Home Forums News, Rumours & General Discussion Why don’t we already have the perfect wargame? Reply To: Why don’t we already have the perfect wargame?

#1611558

athelstane
Participant
698xp

(I don’t know how to quote or link to the post of others, if anyone can briefly explain, I would be grateful)

Things from RPGs, board-games and the past that miniature game rules might benefit from:

Area movement – am I the only one that has reached an age where that mm or two of movement being important is of no interest?  Or measuring whether you are in the flank arc or not by a few degrees?  My current gaming idea is that if you do away with the need for precisely knowing where each unit is you can the concentrate on the visuals – I will form my units up into a nice column because it looks nice, rather than having any benefit vis-a-vis the rules.
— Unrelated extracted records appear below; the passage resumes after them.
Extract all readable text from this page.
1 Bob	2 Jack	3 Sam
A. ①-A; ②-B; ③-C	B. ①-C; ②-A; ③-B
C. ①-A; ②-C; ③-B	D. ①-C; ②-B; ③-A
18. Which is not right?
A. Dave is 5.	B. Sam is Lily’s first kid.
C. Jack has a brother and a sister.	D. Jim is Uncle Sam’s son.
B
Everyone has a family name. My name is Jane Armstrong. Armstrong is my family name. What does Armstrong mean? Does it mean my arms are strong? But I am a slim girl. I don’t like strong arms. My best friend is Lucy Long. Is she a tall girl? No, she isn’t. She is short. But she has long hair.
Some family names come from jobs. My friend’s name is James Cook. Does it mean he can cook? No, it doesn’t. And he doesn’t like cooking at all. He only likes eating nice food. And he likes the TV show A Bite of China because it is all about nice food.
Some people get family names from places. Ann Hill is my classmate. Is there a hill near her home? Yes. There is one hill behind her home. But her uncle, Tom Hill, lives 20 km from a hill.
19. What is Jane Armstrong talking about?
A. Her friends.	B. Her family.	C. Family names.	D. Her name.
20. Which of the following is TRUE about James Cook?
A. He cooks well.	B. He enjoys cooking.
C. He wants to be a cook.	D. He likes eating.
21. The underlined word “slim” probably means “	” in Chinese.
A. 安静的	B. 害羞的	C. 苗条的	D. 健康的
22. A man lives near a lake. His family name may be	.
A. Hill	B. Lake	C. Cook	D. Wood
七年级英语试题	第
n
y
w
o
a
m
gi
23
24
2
Character progression – each battle is part of a bigger story.  Frostgrave does this wellish but like most such games it runs into the problem that after a while one Character/Warband/Retinue gets too powerful.  Best I have come up with is an ageing dimension to the game – Characters only live X games; try to get as much enjoyment in before the ‘Grim Reaper’ calls.  I’d love to somehow port the brilliant rules from Pendragon RPG for sons and grandsons into an easy to play wargame campaign system.  (Greg Stafford RIP and thank you for all the pleasure your games have given me.)

Random thought

And now a ‘blast from the past’.  I remember order pads for a Napoleonic game I played as a callow youth.  You and your opponent secretly wrote down the direction your unit was going to move and, IIRC, what it was going to do before each turn.  Basically, Star Wars X Wing style but on paper, rather than a dial.  I wonder what ‘mileage’ this mechanism has?